Ali Khawar, the acting assistant secretary of the Employee Benefits Security Administration, told the Wall Street Journal in April that the department has “grave concerns” about Fidelity’s move to include the option of investing in bitcoin within its 401(k) savings program.
In addition, Massachusetts Sen. Elizabeth Warren and Minnesota Sen. Tina Smith wrote to Johnson expressing concern about the plan and noting that the U.S. Department of Labor had warned 401(k) plan fiduciaries to exercise “extreme care” before adding a cryptocurrency option to their investment menu due to the high levels of risk posed by digital assets.
'Pounding the Crypto Drum'
Earlier this month, ForUsAll Inc., a 401(k) provider, sued the Labor Department, claiming regulators breached their statutory purview by threatening “an investigative program” aimed at plan sponsors that offer digital assets through their core plan lineup or self-directed brokerage accounts.
Fidelity held $2.4 trillion in 401(k) assets in 2020, or more than a third of the market, according to the research firm Cerulli Associates.

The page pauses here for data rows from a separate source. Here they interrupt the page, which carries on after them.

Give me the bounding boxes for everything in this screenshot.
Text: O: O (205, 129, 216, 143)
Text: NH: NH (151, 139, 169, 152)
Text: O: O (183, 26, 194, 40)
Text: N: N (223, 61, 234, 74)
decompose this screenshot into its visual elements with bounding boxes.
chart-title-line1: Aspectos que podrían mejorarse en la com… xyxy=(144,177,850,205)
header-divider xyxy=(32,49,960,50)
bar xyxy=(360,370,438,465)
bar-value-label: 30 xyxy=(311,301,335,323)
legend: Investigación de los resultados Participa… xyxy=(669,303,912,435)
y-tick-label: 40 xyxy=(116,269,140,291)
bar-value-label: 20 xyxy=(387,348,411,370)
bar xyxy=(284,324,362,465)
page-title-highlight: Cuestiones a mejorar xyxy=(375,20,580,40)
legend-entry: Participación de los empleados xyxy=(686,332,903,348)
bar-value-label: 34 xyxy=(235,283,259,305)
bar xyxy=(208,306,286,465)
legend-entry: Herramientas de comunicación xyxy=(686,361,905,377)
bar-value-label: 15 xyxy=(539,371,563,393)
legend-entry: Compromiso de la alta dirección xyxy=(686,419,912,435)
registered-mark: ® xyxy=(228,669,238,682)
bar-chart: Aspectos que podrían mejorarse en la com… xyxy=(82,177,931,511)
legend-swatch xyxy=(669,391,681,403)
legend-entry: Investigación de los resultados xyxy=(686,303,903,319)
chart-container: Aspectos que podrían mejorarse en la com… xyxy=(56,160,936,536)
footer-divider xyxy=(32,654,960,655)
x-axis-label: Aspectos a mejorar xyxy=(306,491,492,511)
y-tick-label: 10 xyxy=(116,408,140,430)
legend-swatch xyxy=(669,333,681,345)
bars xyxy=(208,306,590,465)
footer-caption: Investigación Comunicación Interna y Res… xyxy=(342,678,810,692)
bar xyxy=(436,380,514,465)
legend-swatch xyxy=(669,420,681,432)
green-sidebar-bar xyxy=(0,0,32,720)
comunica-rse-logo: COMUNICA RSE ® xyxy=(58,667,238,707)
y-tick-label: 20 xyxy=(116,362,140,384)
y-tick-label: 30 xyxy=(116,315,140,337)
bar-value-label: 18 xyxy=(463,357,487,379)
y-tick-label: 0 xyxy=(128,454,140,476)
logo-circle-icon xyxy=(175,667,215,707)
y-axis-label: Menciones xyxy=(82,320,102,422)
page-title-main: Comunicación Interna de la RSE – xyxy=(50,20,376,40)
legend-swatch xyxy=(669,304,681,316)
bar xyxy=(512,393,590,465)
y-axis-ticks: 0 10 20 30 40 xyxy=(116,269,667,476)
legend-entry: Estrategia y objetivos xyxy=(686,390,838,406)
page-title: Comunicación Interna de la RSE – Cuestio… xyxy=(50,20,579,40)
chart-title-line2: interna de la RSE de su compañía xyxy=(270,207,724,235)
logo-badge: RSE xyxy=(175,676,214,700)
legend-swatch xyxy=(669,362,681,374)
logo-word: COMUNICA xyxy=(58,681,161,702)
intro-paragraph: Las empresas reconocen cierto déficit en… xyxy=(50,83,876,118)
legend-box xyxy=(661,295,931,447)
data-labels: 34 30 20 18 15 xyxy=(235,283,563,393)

Frank Corva, senior analyst for crypto and blockchain at Finder, said Johnson's comments about doubling down are "surely significant - and it’s also nothing new."
"Johnson has been pounding the crypto drum for years now," he said. "And beyond Johnson’s rhetoric, Johnson has helped Fidelity to blaze a path for traditional financial institutions and retail investors to enter the digital asset space for years now."
"Over the past eight years, he said, "Fidelity has paved a path that only recently has other traditional financial institutions begun to follow."
In 2019, the company obtained the hard-to-acquire New York State BitLicense, he said, a business license of virtual currency activities, issued by the New York State Department of Financial Services
Fidelity has been far ahead of the curve as compared with other major traditional financial firms, Corva said.
"Johnson and her team know how to not only buy the dip and hold with conviction for the long term, but they know how to build when the crypto market is down, as they did in 2018-2019," he added.
Setting the Standard
Corva said it is hard to imagine that the likes of JPMorgan Chase CEO Jamie Dimon and other major banking CEOs, aren’t paying attention to Johnson’s rhetoric and Fidelity’s actions.
"I’d imagine that what Johnson and Fidelity have done in the crypto space has been one of the factors that’s made Dimon warm up to Bitcoin," he said. "The more Johnson sets the standard for what a traditional finance institution like Fidelity can do to bring its clients - both retail and institutional - into the digital asset space, the more the crypto sector will likely benefit."
In February, the BNY Mellon bank, which specializes in storing assets for corporate clients, said it would custody cryptocurrencies for the first time. Fidelity started offering its bitcoin storage services in March 2019.
The crypto product is still in its early development, Bloomberg reported, citing people familiar with the matter, adding that it could be available late this year or early next year.